Au reste, il faudrait que je fusse insensé que de consentir jamais que la France fît sa paix séparée à mon exclusion, et que je renonçasse par là aux engagements que l'Angleterre a pris avec moi, et aux promesses les plus fortes qu'elle m'a données, qu'elle n'écouterait à aucune proposition de paix de la France qu'à mon inclusion, et avant qu'il ne fût pourvu à ma sûreté et à mes intérêts. Voilà sur quoi vous dirigerez toujours vos opérations dans cette affaire.307-2
<308>Au reste, mes ressources sont les Turcs à présent et les Danois, desquels je me promets l'assistance la plus efficace; c'est pourquoi je ne saurais assez vous recommander de presser vivement cette négociation dont il s'agit dans ma lettre d'aujourd'hui.
Federic.
Nach der Ausfertigung. Der Zusatz — vor dem Postscriptum — eigenhändig.
305-1 Dem hannoverschen Gesandten in Kopenhagen.

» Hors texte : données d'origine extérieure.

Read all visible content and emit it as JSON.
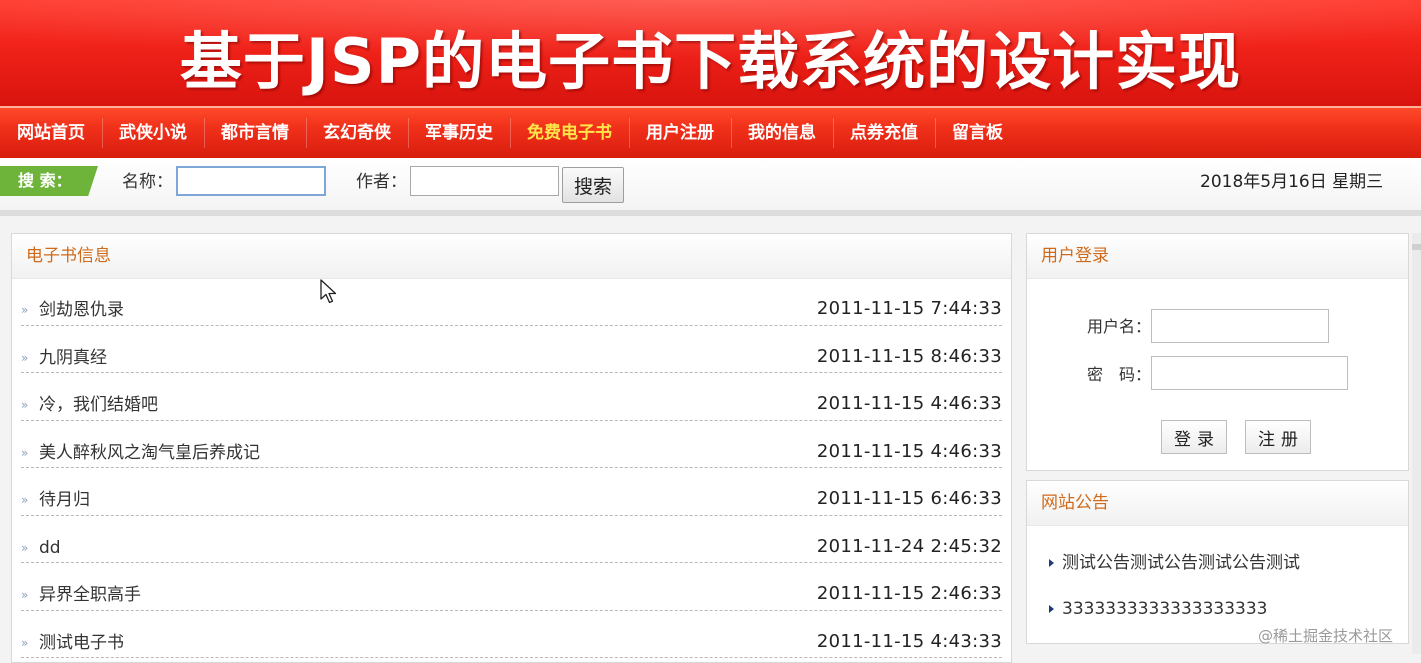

307-1 Vergl. Nr. 12033. 12034.
307-2 Mitchell berichtet, Meissen 30. April, an Holdernesse: „The King of Prussia said to me this day, that he thought the negociation with France was now entirely broken off . . . I fairly told him, that I never had the least hopes that any good could come of the négociation at the Hague, and that, whilst the Duke de Choiseul remained in office at the head of foreign affairs, I could not believe, that France was in earnest to treat with England. The King of Prussia replied that he was very much of the same opinion.“ [London. Public Record Office.]